El agua fría estaba tranquila, inmóvil, en la parte más baja de una concavidad. De pronto, apareció un chorro de agua caliente que la invitó a bailar.
Era una invitación imposible de rechazar. El agua caliente se llevó a la fría, gota a gota, hacia arriba. Ambas hacían círculos, bailando un vals que las mezclaba y las integraba cada vez más.
Parecía haber una efervescencia entre ellas. Era el punto de contacto, donde las dos temperaturas se tocaban, y generaban un salto de condensación que no sólo afectaba profundamente el cuerpo de ambas, sino que también salpicaba hacia afuera, dejando algunas gotas perdidas en el suelo de alrededor.
El agua fría no había tenido intención de estar moviéndose junto al agua caliente, pero ahora ya no había forma de evitarlo.

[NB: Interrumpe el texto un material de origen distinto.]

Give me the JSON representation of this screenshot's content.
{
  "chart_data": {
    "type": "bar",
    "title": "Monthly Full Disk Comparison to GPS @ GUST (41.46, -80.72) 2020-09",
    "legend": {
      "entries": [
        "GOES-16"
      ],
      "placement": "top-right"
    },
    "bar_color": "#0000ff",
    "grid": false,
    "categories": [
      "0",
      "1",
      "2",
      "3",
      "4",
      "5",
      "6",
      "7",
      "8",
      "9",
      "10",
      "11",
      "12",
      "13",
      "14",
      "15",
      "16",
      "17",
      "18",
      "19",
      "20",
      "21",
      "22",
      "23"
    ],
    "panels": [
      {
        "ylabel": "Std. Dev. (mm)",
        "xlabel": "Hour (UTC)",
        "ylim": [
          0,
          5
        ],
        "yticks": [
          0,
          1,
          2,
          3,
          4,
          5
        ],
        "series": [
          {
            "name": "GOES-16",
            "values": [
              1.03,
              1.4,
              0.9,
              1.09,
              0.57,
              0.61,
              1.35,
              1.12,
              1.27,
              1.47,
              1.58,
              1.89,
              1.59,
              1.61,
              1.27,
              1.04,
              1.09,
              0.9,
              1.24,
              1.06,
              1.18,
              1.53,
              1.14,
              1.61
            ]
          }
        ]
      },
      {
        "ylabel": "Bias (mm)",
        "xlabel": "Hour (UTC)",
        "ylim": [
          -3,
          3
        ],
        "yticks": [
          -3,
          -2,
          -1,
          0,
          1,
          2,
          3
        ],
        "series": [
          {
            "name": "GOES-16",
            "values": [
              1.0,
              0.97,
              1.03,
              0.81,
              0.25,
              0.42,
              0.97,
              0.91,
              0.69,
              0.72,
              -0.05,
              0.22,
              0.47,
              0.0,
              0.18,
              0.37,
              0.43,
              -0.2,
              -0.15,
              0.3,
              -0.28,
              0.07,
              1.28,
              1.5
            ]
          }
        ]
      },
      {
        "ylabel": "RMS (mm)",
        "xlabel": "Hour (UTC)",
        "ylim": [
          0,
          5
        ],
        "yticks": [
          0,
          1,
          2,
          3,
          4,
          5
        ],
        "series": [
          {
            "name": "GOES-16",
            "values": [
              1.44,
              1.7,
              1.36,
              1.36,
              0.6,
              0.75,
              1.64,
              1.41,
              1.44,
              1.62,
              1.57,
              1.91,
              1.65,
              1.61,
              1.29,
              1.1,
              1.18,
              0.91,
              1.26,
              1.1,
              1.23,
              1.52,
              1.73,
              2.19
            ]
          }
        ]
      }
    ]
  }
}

Ambas aguas estaban en una situación de suma. Estaban dejando de estar separadas, y juntas se convertían en un agua distinta, un agua tibia.
Durante un rato continuó el baile. El agua vibraba con círculos concéntricos que estallaban en olas en los límites de la concavidad. Pero con el paso del tiempo el agua fría pasó a dominar al nuevo cuerpo. La quietud de antes volvió a imponerse. El agua estaba todavía tibia, pero no duró mucho. Al poco rato, no había rastros del agua caliente. Era toda agua fría, ahora más que antes, que esperaba pacientemente otro chorro para hacerla bailar.